Newly discovered ‘strange metal’ could be key to lossless power grids, quantum computers

Three-phase electric power transmission lines. (Reference image by Varistor60, Wikimedia Commons).

A team of American and Chinese researchers have found strange metal behaviour in a material in which electrical charge is carried not by electrons, but by wave-like entities called Cooper pairs.

Strange metals” are a class of materials that are related to high-temperature superconductors and share fundamental quantum attributes with black holes. These materials do not seem to follow the traditional electrical rules and, thus, have caught scientists’ attention in recent years as they could provide fundamental insights into the quantum world, and potentially help to understand strange phenomena like high-temperature superconductivity.

The recent discovery related to strange metals was published in the journal Nature. In the article, the researchers explain that while electrons belong to a class of particles called fermions, Cooper pairs act as bosons, which follow very different rules from fermions. 

“We have these two fundamentally different types of particles whose behaviours converge around a mystery,” said Jim Valles, the study’s corresponding author. “What this says is that any theory to explain strange metal behaviour can’t be specific to either type of particle. It needs to be more fundamental than that.”

Strange metal behaviour

Valles explained that strange metal behaviour was first discovered 30 years ago in a class of materials called cuprates. These copper-oxide materials are most famous for being high-temperature superconductors, meaning they conduct electricity with zero resistance at temperatures far above that of normal superconductors. But even at temperatures above the critical temperature for superconductivity, cuprates act strangely compared to other metals.

As their temperature increases, cuprates’ resistance increases in a strictly linear fashion. In normal metals, the resistance increases only so far, becoming constant at high temperatures in accord with what’s known as Fermi liquid theory. Resistance arises when electrons flowing in a metal bang into the metal’s vibrating atomic structure, causing them to scatter. Fermi-liquid theory sets a maximum rate at which electron scattering can occur. 

But strange metals don’t follow the Fermi-liquid rules, and no one is sure how they work. What scientists do know is that the temperature-resistance relationship in strange metals appears to be related to two fundamental constants of nature: Boltzmann’s constant, which represents the energy produced by random thermal motion, and Planck’s constant, which relates to the energy of a photon.

“To try to understand what’s happening in these strange metals, people have applied mathematical approaches similar to those used to understand black holes,” Valles said. “So there are some very fundamental physics happening in these materials.”

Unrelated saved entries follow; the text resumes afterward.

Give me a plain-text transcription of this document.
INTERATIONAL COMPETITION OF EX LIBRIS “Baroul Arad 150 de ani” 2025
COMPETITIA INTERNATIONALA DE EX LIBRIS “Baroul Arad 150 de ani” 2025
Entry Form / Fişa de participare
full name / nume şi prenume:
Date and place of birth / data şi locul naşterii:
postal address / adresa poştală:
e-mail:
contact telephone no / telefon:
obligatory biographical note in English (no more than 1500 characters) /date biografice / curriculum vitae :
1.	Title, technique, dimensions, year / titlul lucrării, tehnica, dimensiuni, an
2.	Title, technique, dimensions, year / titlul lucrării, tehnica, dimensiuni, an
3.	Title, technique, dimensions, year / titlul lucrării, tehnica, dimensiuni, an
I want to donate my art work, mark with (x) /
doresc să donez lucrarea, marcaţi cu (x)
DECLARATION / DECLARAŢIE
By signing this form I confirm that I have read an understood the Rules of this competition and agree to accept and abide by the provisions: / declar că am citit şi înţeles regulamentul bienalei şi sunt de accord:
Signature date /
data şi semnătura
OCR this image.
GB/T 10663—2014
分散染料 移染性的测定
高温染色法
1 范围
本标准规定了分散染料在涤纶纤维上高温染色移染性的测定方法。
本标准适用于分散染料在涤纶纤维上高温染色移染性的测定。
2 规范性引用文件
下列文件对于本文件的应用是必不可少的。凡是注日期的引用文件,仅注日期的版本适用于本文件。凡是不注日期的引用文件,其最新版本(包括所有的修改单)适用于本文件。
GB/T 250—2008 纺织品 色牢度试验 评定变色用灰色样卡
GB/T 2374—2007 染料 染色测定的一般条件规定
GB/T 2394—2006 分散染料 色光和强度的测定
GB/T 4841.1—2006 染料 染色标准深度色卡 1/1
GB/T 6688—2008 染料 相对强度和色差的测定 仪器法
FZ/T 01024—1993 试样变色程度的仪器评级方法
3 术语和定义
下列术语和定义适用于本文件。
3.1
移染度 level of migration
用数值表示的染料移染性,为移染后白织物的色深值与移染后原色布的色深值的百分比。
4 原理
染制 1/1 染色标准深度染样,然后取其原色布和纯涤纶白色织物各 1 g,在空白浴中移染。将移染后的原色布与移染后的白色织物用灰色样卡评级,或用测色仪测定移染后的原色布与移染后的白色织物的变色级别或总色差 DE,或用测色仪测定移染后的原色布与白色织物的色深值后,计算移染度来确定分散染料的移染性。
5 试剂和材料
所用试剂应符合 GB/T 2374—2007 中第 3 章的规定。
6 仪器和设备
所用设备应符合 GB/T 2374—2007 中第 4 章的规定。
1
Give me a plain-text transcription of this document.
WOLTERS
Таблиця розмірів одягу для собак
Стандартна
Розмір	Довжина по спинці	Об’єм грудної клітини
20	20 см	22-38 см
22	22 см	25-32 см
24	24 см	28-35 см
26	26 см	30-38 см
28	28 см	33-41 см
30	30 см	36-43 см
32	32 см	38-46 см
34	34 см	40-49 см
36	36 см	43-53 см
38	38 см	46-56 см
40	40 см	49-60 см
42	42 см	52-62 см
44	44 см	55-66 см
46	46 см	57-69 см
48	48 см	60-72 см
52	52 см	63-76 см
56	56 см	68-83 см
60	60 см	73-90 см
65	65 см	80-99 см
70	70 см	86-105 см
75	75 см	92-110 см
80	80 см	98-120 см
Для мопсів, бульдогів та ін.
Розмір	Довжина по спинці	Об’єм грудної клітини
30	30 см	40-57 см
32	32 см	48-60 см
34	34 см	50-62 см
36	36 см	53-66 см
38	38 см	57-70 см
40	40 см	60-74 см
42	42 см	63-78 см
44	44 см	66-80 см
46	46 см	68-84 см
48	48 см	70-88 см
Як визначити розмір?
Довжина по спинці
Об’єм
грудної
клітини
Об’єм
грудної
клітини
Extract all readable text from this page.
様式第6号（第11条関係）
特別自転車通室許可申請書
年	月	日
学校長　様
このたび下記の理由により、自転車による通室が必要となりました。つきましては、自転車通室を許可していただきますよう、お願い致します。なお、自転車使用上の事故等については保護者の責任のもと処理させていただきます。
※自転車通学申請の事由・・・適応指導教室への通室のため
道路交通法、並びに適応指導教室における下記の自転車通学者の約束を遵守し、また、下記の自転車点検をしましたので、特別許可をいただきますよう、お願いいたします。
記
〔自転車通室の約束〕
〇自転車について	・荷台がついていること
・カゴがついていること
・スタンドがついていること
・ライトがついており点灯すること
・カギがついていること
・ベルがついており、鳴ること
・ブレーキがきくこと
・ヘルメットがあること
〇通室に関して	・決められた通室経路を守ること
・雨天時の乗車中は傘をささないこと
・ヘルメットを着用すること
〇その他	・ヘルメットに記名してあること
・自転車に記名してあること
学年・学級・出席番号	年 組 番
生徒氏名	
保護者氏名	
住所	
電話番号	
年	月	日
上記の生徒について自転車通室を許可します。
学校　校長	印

In recent years, Valles and his colleagues have been studying electrical activity in which the charge carriers are not electrons. In 1952, Nobel Laureate Leon Cooper discovered that in normal superconductors (not the high-temperature kind discovered later), electrons team up to form Cooper pairs, which can glide through an atomic lattice with no resistance. Despite being formed by two electrons, which are fermions, Cooper pairs can act as bosons.

“Fermion and boson systems usually behave very differently,” Valles said. “Unlike individual fermions, bosons are allowed to share the same quantum state, which means they can move collectively like water molecules in the ripples of a wave.”

Surprising discoveries

In 2019, Valles and his colleagues showed that Cooper pair bosons can produce metallic behaviour, meaning they can conduct electricity with some amount of resistance. That in itself was a surprising finding because elements of quantum theory suggested that the phenomenon shouldn’t be possible. For this latest research, the team wanted to see if bosonic Cooper-pair metals were also strange metals.

They then used a cuprate material called yttrium barium copper oxide, patterned with tiny holes that induce the Cooper-pair metallic state. The team cooled the material down to just above its superconducting temperature to observe changes in its conductance. They found, like fermionic strange metals, a Cooper-pair metal conductance that is linear with temperature.

The researchers say this discovery will give theorists something new to chew on as they try to understand strange metal behaviour.

“It’s been a challenge for theoreticians to come up with an explanation for what we see in strange metals,” Valles said. “Our work shows that if you’re going to model charge transport in strange metals, that model must apply to both fermions and bosons — even though these types of particles follow fundamentally different rules.”

In Valles’ view, strange metal behaviour could hold the key to understanding high-temperature superconductivity, which has vast potential for things like lossless power grids and quantum computers.